Chinesische Phytotherapeutika werden in Asien verstärkt zur Therapie der Demenz eingesetzt. Studien untersuchen sowohl Einzeldrogen als auch Standardrezepturen, insbesondere das Qi fu Yin von Zhang Jiebin, das zur „Stärkung des Nieren-Wassers und des Yin gegen aufloderndes Feuer“ eingesetzt wird. Eine Studie mit 697 Patienten zeigte eine klare Verbesserung der Lernkapazität und des Gedächtnisses bei Alzheimer und vaskulärer Demenz. Auch die Gastrodiae Rhizoma (tianma) wird als neuroprotektives Mittel untersucht.
Die chinesische Phytotherapie scheint eine sinnvolle Ergänzung zur schulmedizinischen Medikation innerhalb der Demenzbehandlung zu sein. Es bedarf jedoch weiterer Studien, um definitive Aussagen zur Wirksamkeit der Drogen machen zu können.
Förderung komplementärmedizinischer Ansätze
Die Carstens-Stiftung fördert innovative Lösungsansätze, die komplementärmedizinische Ansätze für eine integrative Behandlung nutzen.
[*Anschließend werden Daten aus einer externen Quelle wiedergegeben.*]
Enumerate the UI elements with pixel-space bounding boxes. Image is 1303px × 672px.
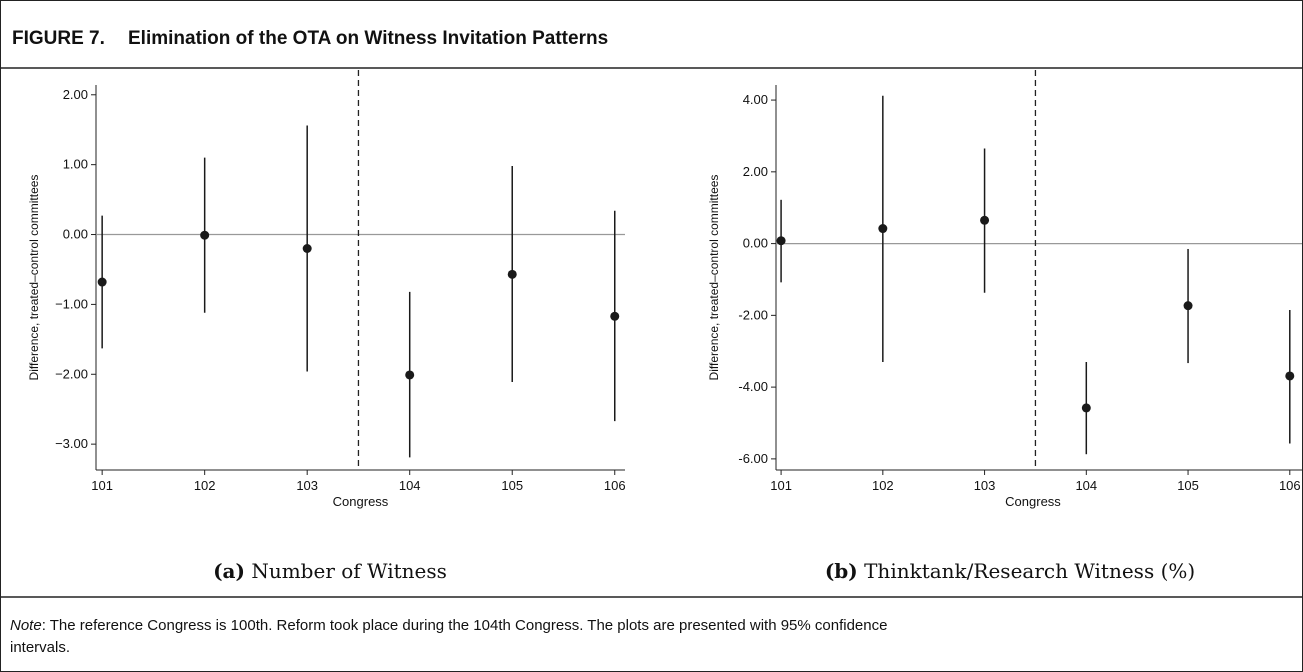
- point-estimate: [405, 370, 415, 380]
- point-estimate: [980, 215, 990, 225]
- x-tick-label: 104: [1075, 478, 1097, 493]
- y-tick-label: −2.00: [55, 366, 88, 381]
- point-estimate: [1183, 301, 1193, 311]
- note-text: intervals.: [10, 639, 70, 656]
- x-tick-label: 102: [194, 478, 216, 493]
- point-estimate: [97, 277, 107, 287]
- caption-label: (a): [213, 559, 245, 583]
- caption: (b) Thinktank/Research Witness (%): [825, 559, 1195, 583]
- x-tick-label: 104: [399, 478, 421, 493]
- note: Note: The reference Congress is 100th. R…: [10, 617, 887, 634]
- x-tick-label: 101: [770, 478, 792, 493]
- y-tick-label: 1.00: [63, 157, 88, 172]
- x-tick-label: 101: [91, 478, 113, 493]
- x-axis-label: Congress: [1005, 494, 1061, 509]
- caption-text: Thinktank/Research Witness (%): [864, 559, 1195, 583]
- y-tick-label: 4.00: [743, 92, 768, 107]
- x-tick-label: 106: [604, 478, 626, 493]
- y-tick-label: -2.00: [738, 307, 768, 322]
- caption-label: (b): [825, 559, 858, 583]
- y-tick-label: −3.00: [55, 436, 88, 451]
- note-label: Note: [10, 617, 42, 634]
- point-estimate: [1081, 403, 1091, 413]
- y-tick-label: -6.00: [738, 451, 768, 466]
- y-tick-label: −1.00: [55, 296, 88, 311]
- caption-text: Number of Witness: [251, 559, 447, 583]
- figure-title: Elimination of the OTA on Witness Invita…: [128, 28, 608, 49]
- y-tick-label: 0.00: [63, 227, 88, 242]
- point-estimate: [878, 224, 888, 234]
- point-estimate: [507, 269, 517, 279]
- point-estimate: [200, 230, 210, 240]
- x-tick-label: 103: [296, 478, 318, 493]
- y-axis-label: Difference, treated–control committees: [707, 175, 721, 381]
- y-axis-label: Difference, treated–control committees: [27, 175, 41, 381]
- y-tick-label: 0.00: [743, 236, 768, 251]
- point-estimate: [776, 236, 786, 246]
- x-tick-label: 105: [1177, 478, 1199, 493]
- x-tick-label: 103: [974, 478, 996, 493]
- x-tick-label: 106: [1279, 478, 1301, 493]
- note-text: : The reference Congress is 100th. Refor…: [42, 617, 888, 634]
- y-tick-label: -4.00: [738, 379, 768, 394]
- point-estimate: [1285, 371, 1295, 381]
- caption: (a) Number of Witness: [213, 559, 447, 583]
- x-tick-label: 105: [501, 478, 523, 493]
- y-tick-label: 2.00: [63, 87, 88, 102]
- x-axis-label: Congress: [333, 494, 389, 509]
- point-estimate: [610, 311, 620, 321]
- point-estimate: [302, 244, 312, 254]
- figure-label: FIGURE 7.: [12, 28, 105, 49]
- y-tick-label: 2.00: [743, 164, 768, 179]
- x-tick-label: 102: [872, 478, 894, 493]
Das Projekt "BrainFit-Nutrition" verbindet computergestütztes kognitives Training mit einer pflanzenbasierten Ernährung, die sich positiv auf kognitive Funktionen auswirken soll. Im Projekt "AroMaDem" werden Aromamassagen als komplementärmedizinische Therapie bei verhaltensbezogenen und psychologischen Begleitsymptomen (BPSD) eingesetzt.